Page:Richardson - Histoire du chevalier Grundisson, Tome 4, 1763.djvu/188

La bibliothèque libre.
Le texte de cette page a été corrigé et est conforme au fac-similé.
178
Histoire

On doute quelquefois sans cause, Madame.

Expliquez-vous mieux, ma chere.

N’êtes-vous pas fâchée, Madame ?

Je ne le suis point. Mais pourquoi me croire jalouse ?

Vous n’avez aucune raison de l’être, en vérité. Mon Tuteur vous adore. Tout le monde convient que vous méritez d’être adorée. Mais pourquoi trouver mauvais qu’un Enfant, tel que moi, regarde quelquefois son Tuteur avec des yeux de reconnoissance ? Les vôtres, ces yeux charmans, sont toujours si prêts à surprendre les miens ! Si je me connois moi-même, je ne suis qu’une jeune innocente. J’aime mon Tuteur, je n’en disconviens pas. Je l’ai toujours aimé, vous le savez bien, Madame ; & si vous me permettez de le dire, long-temps avant qu’il ait su qu’il y eût au monde une Dame aussi charmante que vous.

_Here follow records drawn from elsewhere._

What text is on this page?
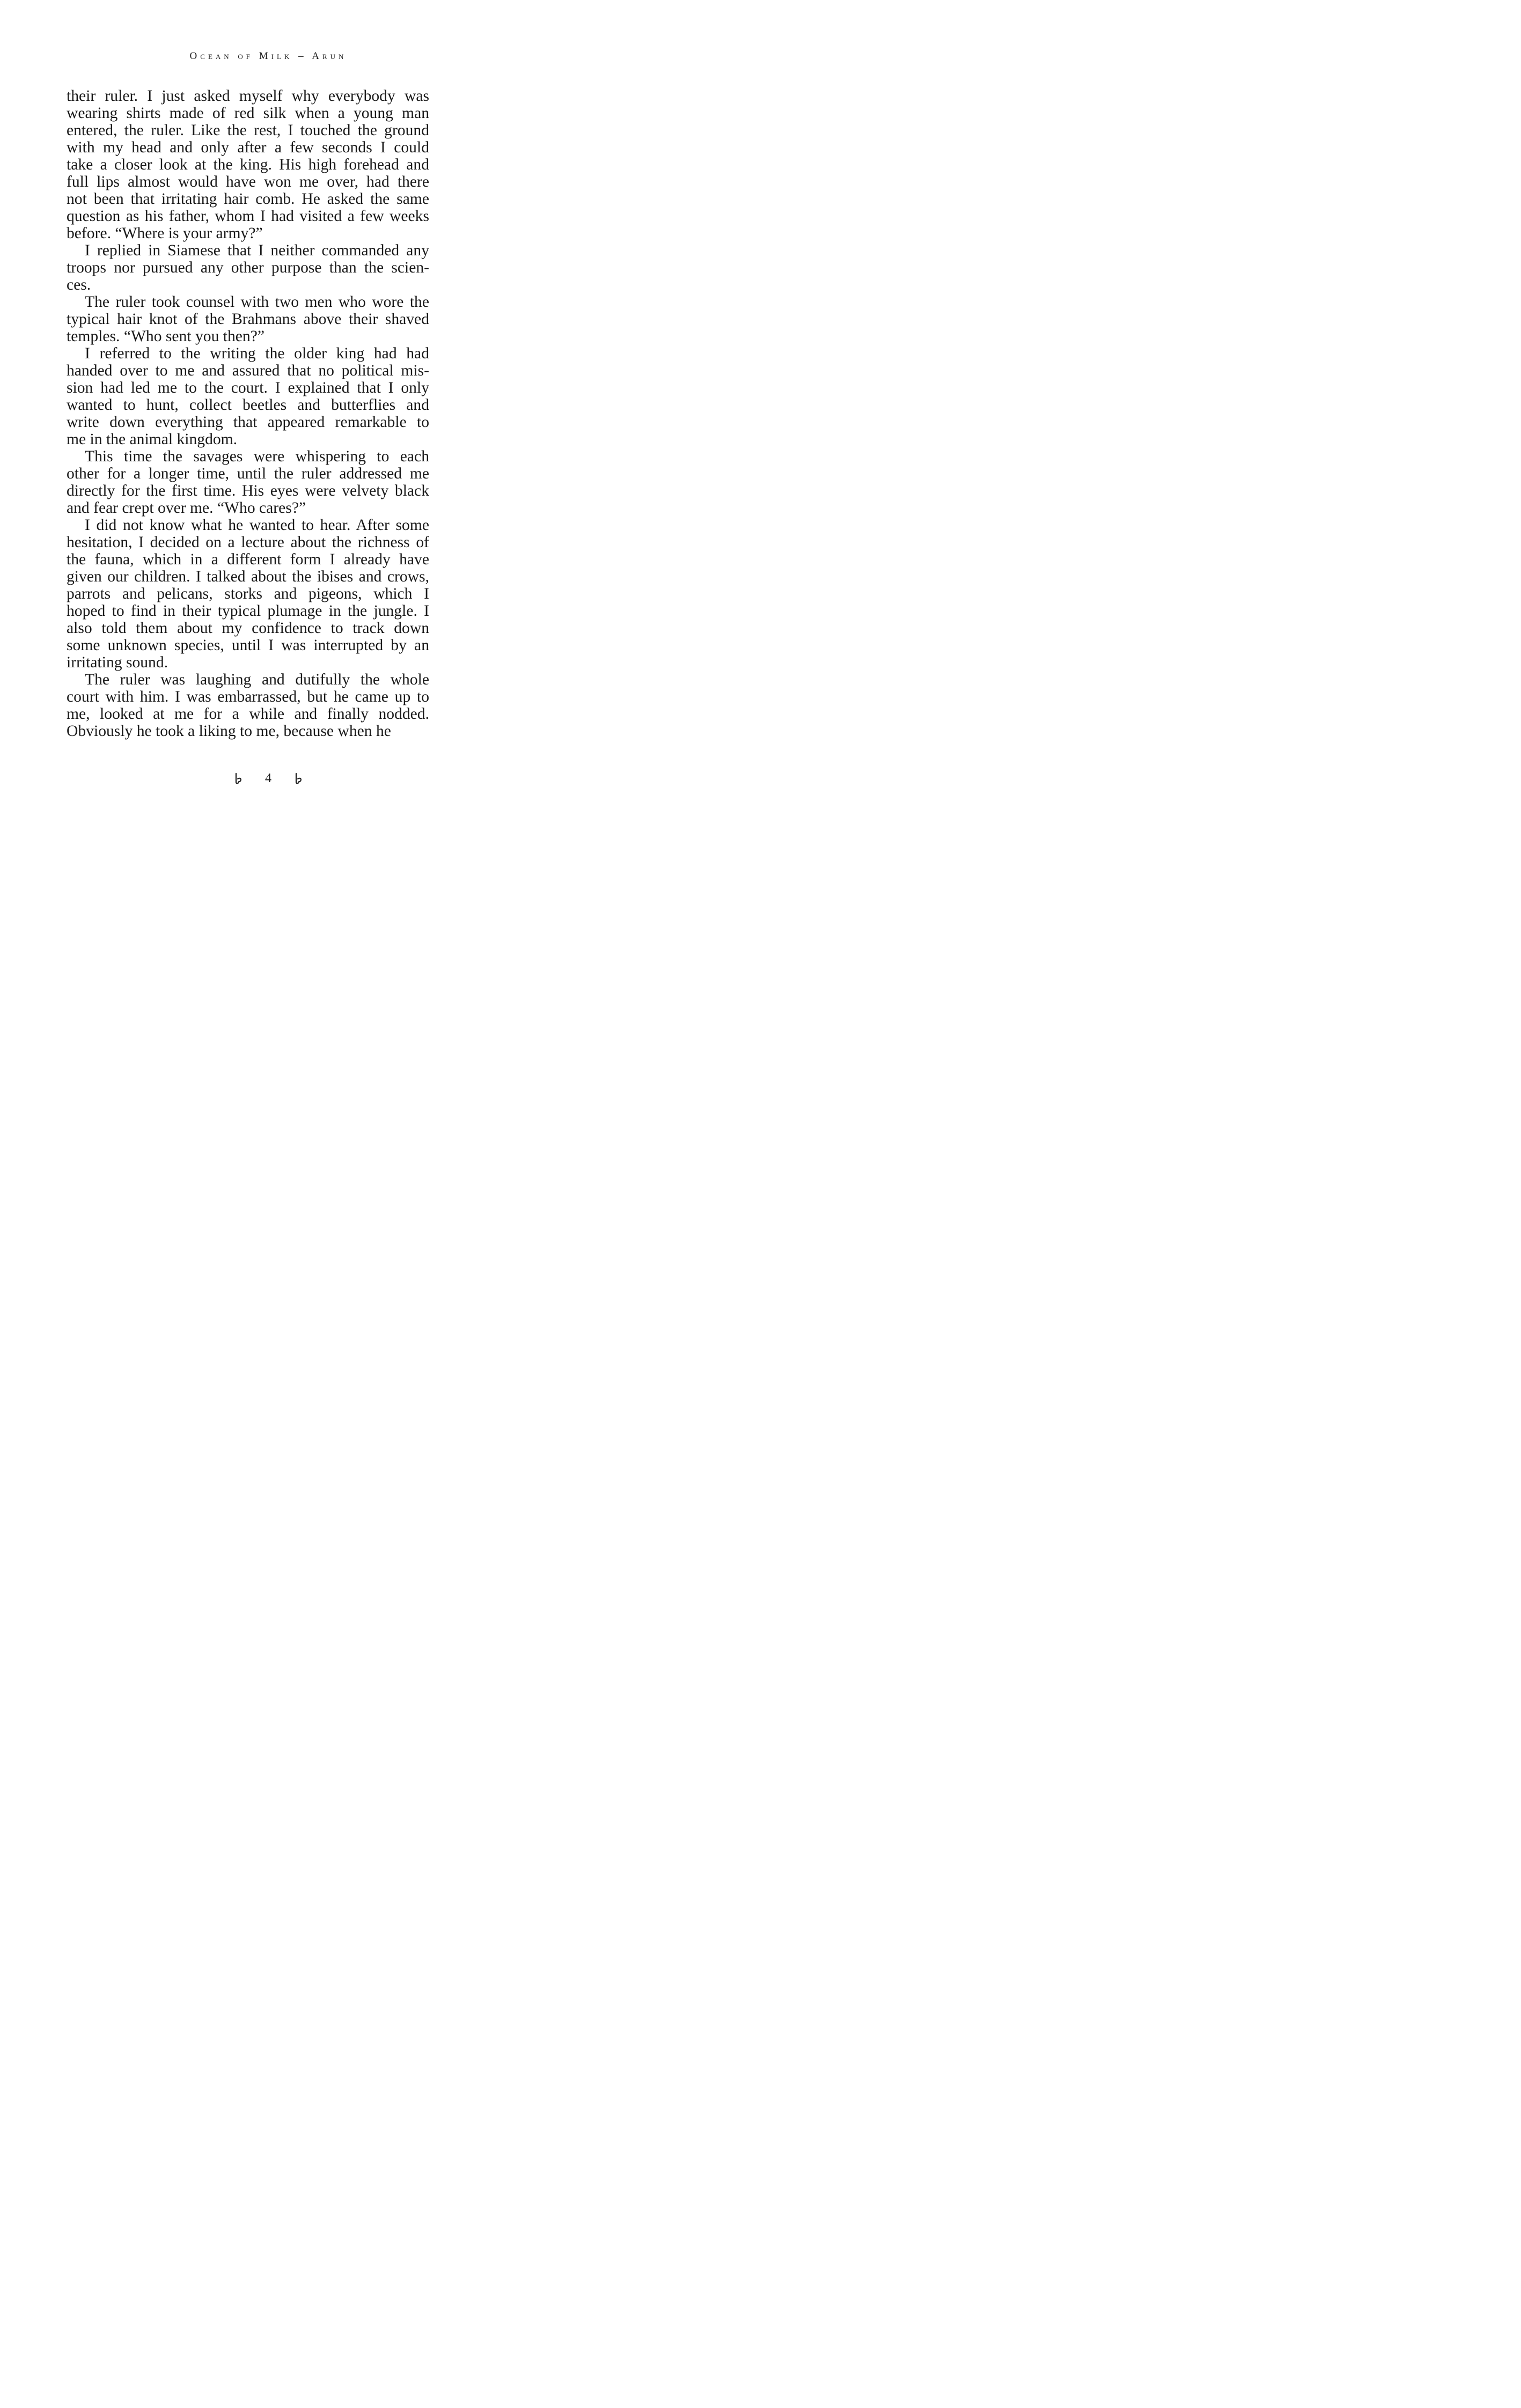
Ocean of Milk – Arun
their ruler. I just asked myself why everybody was
wearing shirts made of red silk when a young man
entered, the ruler. Like the rest, I touched the ground
with my head and only after a few seconds I could
take a closer look at the king. His high forehead and
full lips almost would have won me over, had there
not been that irritating hair comb. He asked the same
question as his father, whom I had visited a few weeks
before. “Where is your army?”
I replied in Siamese that I neither commanded any
troops nor pursued any other purpose than the scien-
ces.
The ruler took counsel with two men who wore the
typical hair knot of the Brahmans above their shaved
temples. “Who sent you then?”
I referred to the writing the older king had had
handed over to me and assured that no political mis-
sion had led me to the court. I explained that I only
wanted to hunt, collect beetles and butterflies and
write down everything that appeared remarkable to
me in the animal kingdom.
This time the savages were whispering to each
other for a longer time, until the ruler addressed me
directly for the first time. His eyes were velvety black
and fear crept over me. “Who cares?”
I did not know what he wanted to hear. After some
hesitation, I decided on a lecture about the richness of
the fauna, which in a different form I already have
given our children. I talked about the ibises and crows,
parrots and pelicans, storks and pigeons, which I
hoped to find in their typical plumage in the jungle. I
also told them about my confidence to track down
some unknown species, until I was interrupted by an
irritating sound.
The ruler was laughing and dutifully the whole
court with him. I was embarrassed, but he came up to
me, looked at me for a while and finally nodded.
Obviously he took a liking to me, because when he
4
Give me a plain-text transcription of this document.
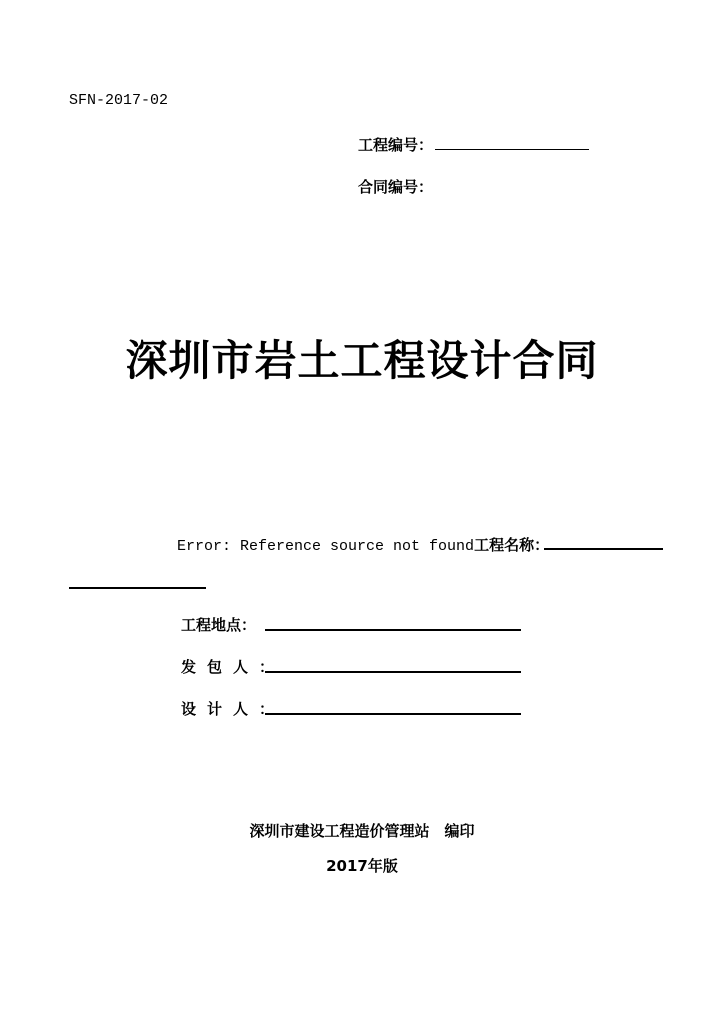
SFN-2017-02
工程编号：
合同编号：
深圳市岩土工程设计合同
Error: Reference source not found工程名称：
工程地点：
发包人：
设计人：
深圳市建设工程造价管理站　编印
2017年版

J’ai quitté mon ouvrage ; & la serrant entre mes bras ; ne cessez pas de l’aimer, chere Émilie ! Vous ne sauriez l’aimer autant qu’il mérite de l’être. Vous me verrez toujours approuver une affection si pure. Mais de la jalousie, ma chere ! vous m’attribuez de la jalousie ! C’est une chimere de votre imagination. Ma seule crainte, c’est que les mouvemens du cœur se devinant par les yeux, sur tout dans les jeunes personnes, qui sont encore remplies d’innocence, vous ne donniez sujet à ceux, qui savent aussi bien que moi, que votre affection pour votre Tuteur est un respect filial, de l’attribuer à la naissance d’une autre espece de sentimens, qui dans votre cœur néanmoins, s’ils venoient à s’y fortifier, produiroient une flamme aussi pure, qu’il s’en soit jamais allumé dans un cœur virginal.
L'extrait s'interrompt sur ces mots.